Each protein has an intricate 3D structure that defines what it does and how it works.
‘Even tiny rearrangements of these vital molecules can have catastrophic effects on our health, so one of the most efficient ways to understand disease and find new treatments is to study the proteins involved,’ said Dr Moult.
‘There are tens of thousands of human proteins and many billions in other species, including bacteria and viruses, but working out the shape of just one requires expensive equipment and can take years.’
Science only knows the exact 3D shapes of a fraction of 2 million proteins, according to DeepMind
There are 200 million known proteins at present but only a fraction have actually been unfolded to fully understand what they do and how they work.
It’s long been one of biology’s biggest challenges because there are so many proteins and their 3D shapes are hugely difficult to map.
Usually, working out a protein’s structure and how it folds, with methods such as nuclear magnetic resonance and X-ray crystallography, can take years of laborious lab work per structure and require multi-million dollar specialised equipment.
Cracking the code of just one protein is often the work of an entire PhD.
DeepMind’s AlphaFold programme solves the issue by predicting the shape of many proteins and determining their highly accurate structures in mere days.
DeepMind researchers used a neural network system, trained with publicly available data from the Protein Data Bank an online database for the 3D structural data of large biological molecules.
CASP is a biannual competition for teams of researchers to test their protein structure prediction methods against.

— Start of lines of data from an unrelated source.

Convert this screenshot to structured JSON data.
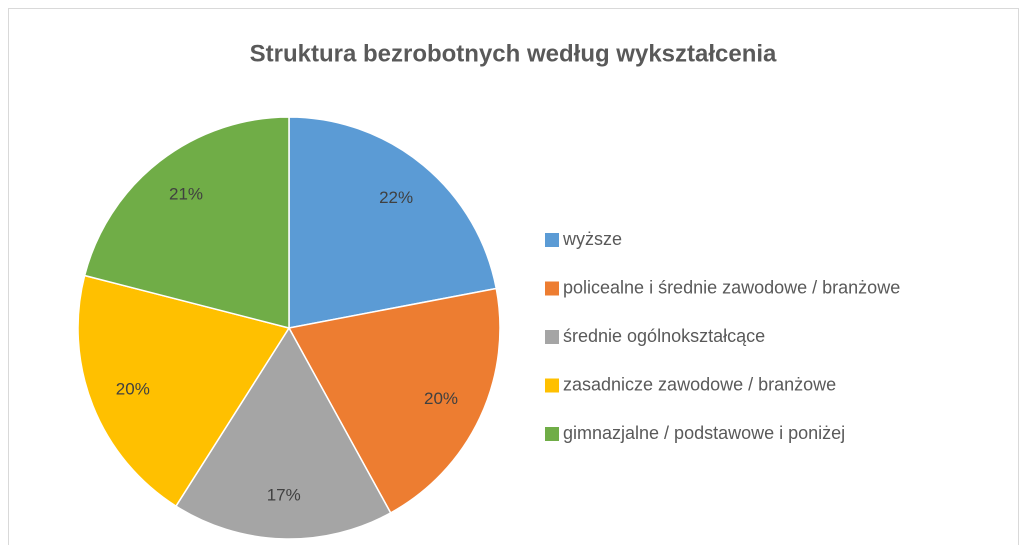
{
  "chart_data": {
    "type": "pie",
    "title": "Struktura bezrobotnych według wykształcenia",
    "categories": [
      "wyższe",
      "policealne i średnie zawodowe / branżowe",
      "średnie ogólnokształcące",
      "zasadnicze zawodowe / branżowe",
      "gimnazjalne / podstawowe i poniżej"
    ],
    "values": [
      22,
      20,
      17,
      20,
      21
    ],
    "value_labels": [
      "22%",
      "20%",
      "17%",
      "20%",
      "21%"
    ],
    "colors": [
      "#5b9bd5",
      "#ed7d31",
      "#a5a5a5",
      "#ffc000",
      "#70ad47"
    ],
    "legend": "right"
  }
}
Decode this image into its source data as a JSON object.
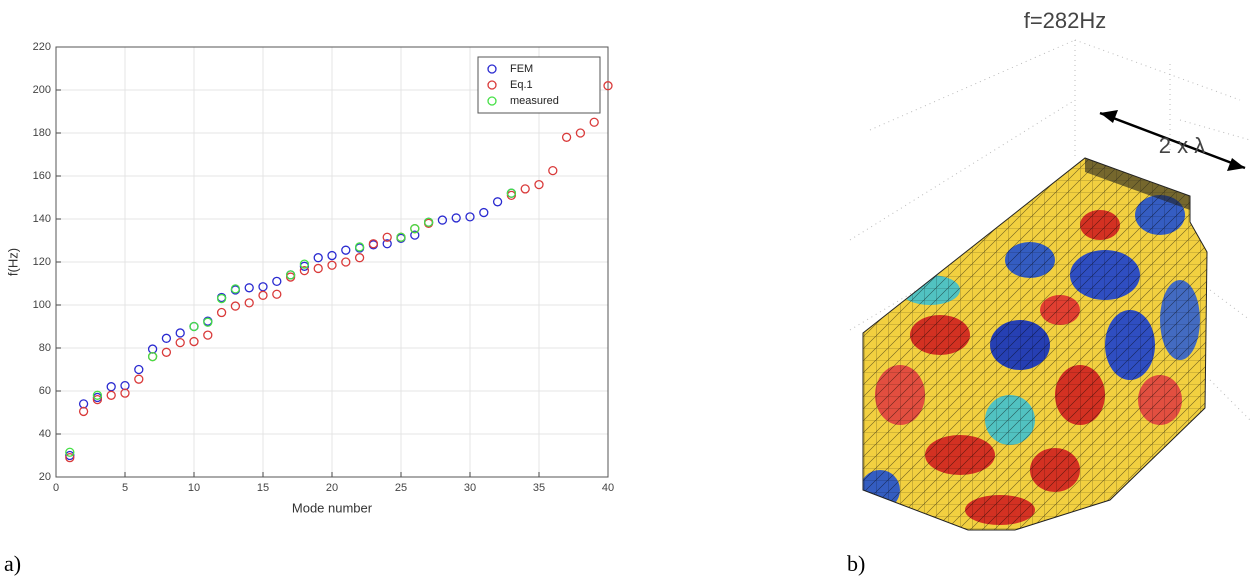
{
  "chart_data": {
    "type": "scatter",
    "xlabel": "Mode number",
    "ylabel": "f(Hz)",
    "xlim": [
      0,
      40
    ],
    "ylim": [
      20,
      220
    ],
    "xticks": [
      0,
      5,
      10,
      15,
      20,
      25,
      30,
      35,
      40
    ],
    "yticks": [
      20,
      40,
      60,
      80,
      100,
      120,
      140,
      160,
      180,
      200,
      220
    ],
    "grid": true,
    "legend": "upper right",
    "series": [
      {
        "name": "FEM",
        "color": "#2a2ad0",
        "x": [
          1,
          2,
          3,
          4,
          5,
          6,
          7,
          8,
          9,
          10,
          11,
          12,
          13,
          14,
          15,
          16,
          17,
          18,
          19,
          20,
          21,
          22,
          23,
          24,
          25,
          26,
          27,
          28,
          29,
          30,
          31,
          32,
          33
        ],
        "values": [
          30,
          54,
          57,
          62,
          62.5,
          70,
          79.5,
          84.5,
          87,
          90,
          92.5,
          103.5,
          107,
          108,
          108.5,
          111,
          114,
          118,
          122,
          123,
          125.5,
          126.5,
          128,
          128.5,
          131,
          132.5,
          138.5,
          139.5,
          140.5,
          141,
          143,
          148,
          152
        ]
      },
      {
        "name": "Eq.1",
        "color": "#d93a3a",
        "x": [
          1,
          2,
          3,
          4,
          5,
          6,
          7,
          8,
          9,
          10,
          11,
          12,
          13,
          14,
          15,
          16,
          17,
          18,
          19,
          20,
          21,
          22,
          23,
          24,
          25,
          26,
          27,
          33,
          34,
          35,
          36,
          37,
          38,
          39,
          40
        ],
        "values": [
          29,
          50.5,
          56,
          58,
          59,
          65.5,
          76,
          78,
          82.5,
          83,
          86,
          96.5,
          99.5,
          101,
          104.5,
          105,
          113,
          116,
          117,
          118.5,
          120,
          122,
          128.5,
          131.5,
          131.5,
          135.5,
          138,
          151,
          154,
          156,
          162.5,
          178,
          180,
          185,
          202
        ]
      },
      {
        "name": "measured",
        "color": "#45e045",
        "x": [
          1,
          3,
          7,
          10,
          11,
          12,
          13,
          17,
          18,
          22,
          25,
          26,
          27,
          33
        ],
        "values": [
          31.5,
          58,
          76,
          90,
          92,
          103,
          107.5,
          114,
          119,
          127,
          131.5,
          135.5,
          138.5,
          152
        ]
      }
    ]
  },
  "figure": {
    "label_a": "a)",
    "label_b": "b)",
    "image_title": "f=282Hz",
    "annotation": "2 x λ"
  }
}
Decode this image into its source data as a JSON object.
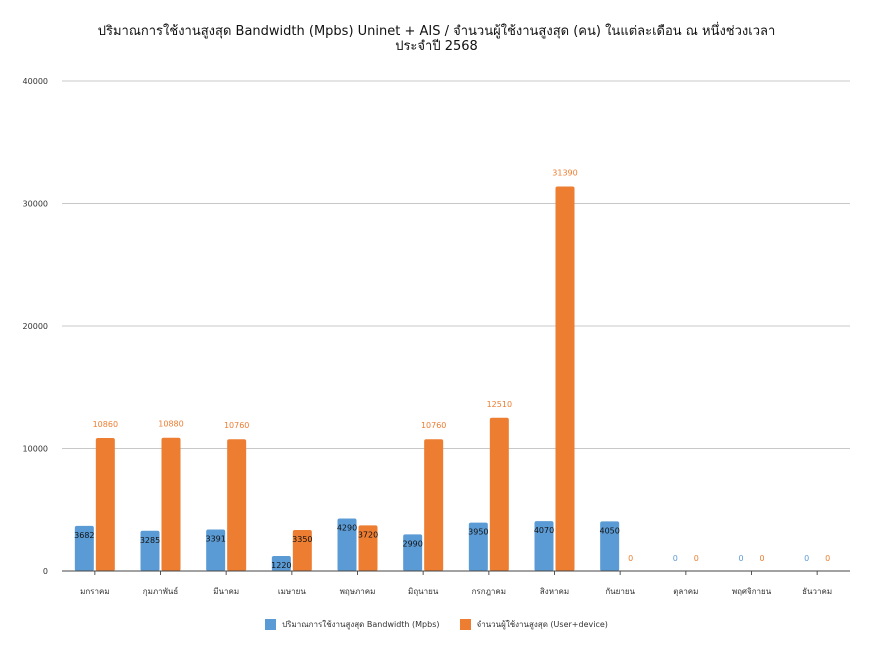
{
  "chart_data": {
    "type": "bar",
    "title_line1": "ปริมาณการใช้งานสูงสุด Bandwidth (Mpbs) Uninet + AIS / จำนวนผู้ใช้งานสูงสุด (คน) ในแต่ละเดือน ณ หนึ่งช่วงเวลา",
    "title_line2": "ประจำปี 2568",
    "categories": [
      "มกราคม",
      "กุมภาพันธ์",
      "มีนาคม",
      "เมษายน",
      "พฤษภาคม",
      "มิถุนายน",
      "กรกฎาคม",
      "สิงหาคม",
      "กันยายน",
      "ตุลาคม",
      "พฤศจิกายน",
      "ธันวาคม"
    ],
    "series": [
      {
        "name": "ปริมาณการใช้งานสูงสุด Bandwidth (Mpbs)",
        "color": "#5b9bd5",
        "label_color": "#111111",
        "values": [
          3682,
          3285,
          3391,
          1220,
          4290,
          2990,
          3950,
          4070,
          4050,
          0,
          0,
          0
        ]
      },
      {
        "name": "จำนวนผู้ใช้งานสูงสุด (User+device)",
        "color": "#ed7d31",
        "label_color": "#ed7d31",
        "values": [
          10860,
          10880,
          10760,
          3350,
          3720,
          10760,
          12510,
          31390,
          0,
          0,
          0,
          0
        ]
      }
    ],
    "zero_label_color": "#5b9bd5",
    "ylim": [
      0,
      40000
    ],
    "yticks": [
      0,
      10000,
      20000,
      30000,
      40000
    ],
    "xlabel": "",
    "ylabel": "",
    "grid": true,
    "legend": "bottom"
  }
}
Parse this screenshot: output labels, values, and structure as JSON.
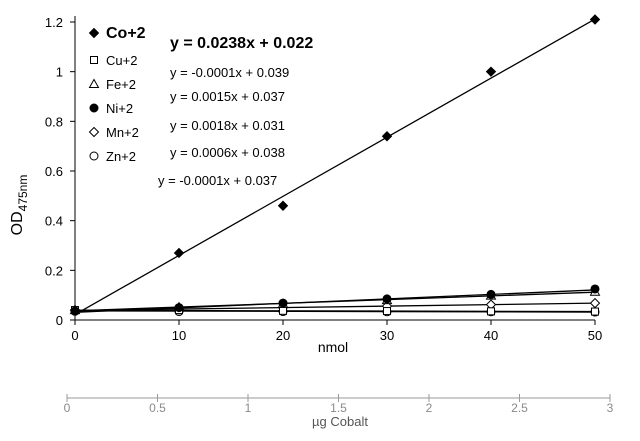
{
  "chart_data": [
    {
      "type": "scatter",
      "xlabel": "nmol",
      "ylabel": "OD",
      "ylabel_subscript": "475nm",
      "xlim": [
        0,
        50
      ],
      "ylim": [
        0,
        1.2
      ],
      "x_ticks": [
        "0",
        "10",
        "20",
        "30",
        "40",
        "50"
      ],
      "y_ticks": [
        "0",
        "0.2",
        "0.4",
        "0.6",
        "0.8",
        "1",
        "1.2"
      ],
      "trendlines": true,
      "legend_position": "top-left",
      "series": [
        {
          "name": "Co+2",
          "marker": "filled-diamond",
          "equation": "y = 0.0238x + 0.022",
          "slope": 0.0238,
          "intercept": 0.022,
          "x": [
            0,
            10,
            20,
            30,
            40,
            50
          ],
          "y": [
            0.04,
            0.27,
            0.46,
            0.74,
            1.0,
            1.21
          ]
        },
        {
          "name": "Cu+2",
          "marker": "open-square",
          "equation": "y = -0.0001x + 0.039",
          "slope": -0.0001,
          "intercept": 0.039,
          "x": [
            0,
            10,
            20,
            30,
            40,
            50
          ],
          "y": [
            0.04,
            0.04,
            0.037,
            0.036,
            0.035,
            0.034
          ]
        },
        {
          "name": "Fe+2",
          "marker": "open-triangle",
          "equation": "y = 0.0015x + 0.037",
          "slope": 0.0015,
          "intercept": 0.037,
          "x": [
            0,
            10,
            20,
            30,
            40,
            50
          ],
          "y": [
            0.04,
            0.052,
            0.065,
            0.08,
            0.098,
            0.114
          ]
        },
        {
          "name": "Ni+2",
          "marker": "filled-circle",
          "equation": "y = 0.0018x + 0.031",
          "slope": 0.0018,
          "intercept": 0.031,
          "x": [
            0,
            10,
            20,
            30,
            40,
            50
          ],
          "y": [
            0.035,
            0.05,
            0.068,
            0.085,
            0.103,
            0.125
          ]
        },
        {
          "name": "Mn+2",
          "marker": "open-diamond",
          "equation": "y = 0.0006x + 0.038",
          "slope": 0.0006,
          "intercept": 0.038,
          "x": [
            0,
            10,
            20,
            30,
            40,
            50
          ],
          "y": [
            0.04,
            0.042,
            0.05,
            0.056,
            0.062,
            0.068
          ]
        },
        {
          "name": "Zn+2",
          "marker": "open-circle",
          "equation": "y = -0.0001x + 0.037",
          "slope": -0.0001,
          "intercept": 0.037,
          "x": [
            0,
            10,
            20,
            30,
            40,
            50
          ],
          "y": [
            0.037,
            0.034,
            0.034,
            0.033,
            0.033,
            0.032
          ]
        }
      ]
    },
    {
      "type": "axis",
      "xlabel": "µg Cobalt",
      "xlim": [
        0,
        3
      ],
      "x_ticks": [
        "0",
        "0.5",
        "1",
        "1.5",
        "2",
        "2.5",
        "3"
      ]
    }
  ]
}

DeepMind has previously submitted iterations of AlphaFold to CASP, but its submission this year sets a new precedent for accuracy. Even for the very hardest protein targets – those in the most challenging free-modelling category – AlphaFold had a median score of 87.0 GDT
Data from the Protein Data Bank consists of around 170,000 protein structures, including their shape and how they fold up.
The main metric used by CASP to measure the accuracy of predictions is the Global Distance Test (GDT) which ranges from 0 to 100.
GDT can be approximately thought of as the percentage of amino acid residues (beads in the protein chain) within a threshold distance from the correct position.
In the results from the 14th CASP assessment, AlphaFold was shown to achieve a average score of 92.4 GDT overall across all targets.
Even for the most complicated protein structures, AlphaFold achieved an average score of 87.
The predictions have an average margin of error of approximately 1.6 Angstroms, which is comparable to the width of an atom (or 0.1 of a nanometer).
The firm is perhaps best known for its AlphaGo AI program that beat a human professional Go player in a five-game match. Pictured, Go world champion Lee Sedol of South Korea seen ahead of the first game the Google DeepMind Challenge Match against Google’s AlphaGo programme in March 2016
Researchers behind the project say there is still more work to be done, including figuring out how multiple proteins form complexes and how they interact with DNA.
‘We’re optimistic about the impact AlphaFold can have on biological research and the wider world, and excited to collaborate with others to learn more about its potential in the years ahead,’ the firm said in a statement.
‘We’re exploring how best to provide broader access to the system in a scalable way.’
DeepMind, which was bought by Google in 2014, is planning to submit a paper detailing its system to a peer-reviewed journal to be scrutinised by the wider scientific community.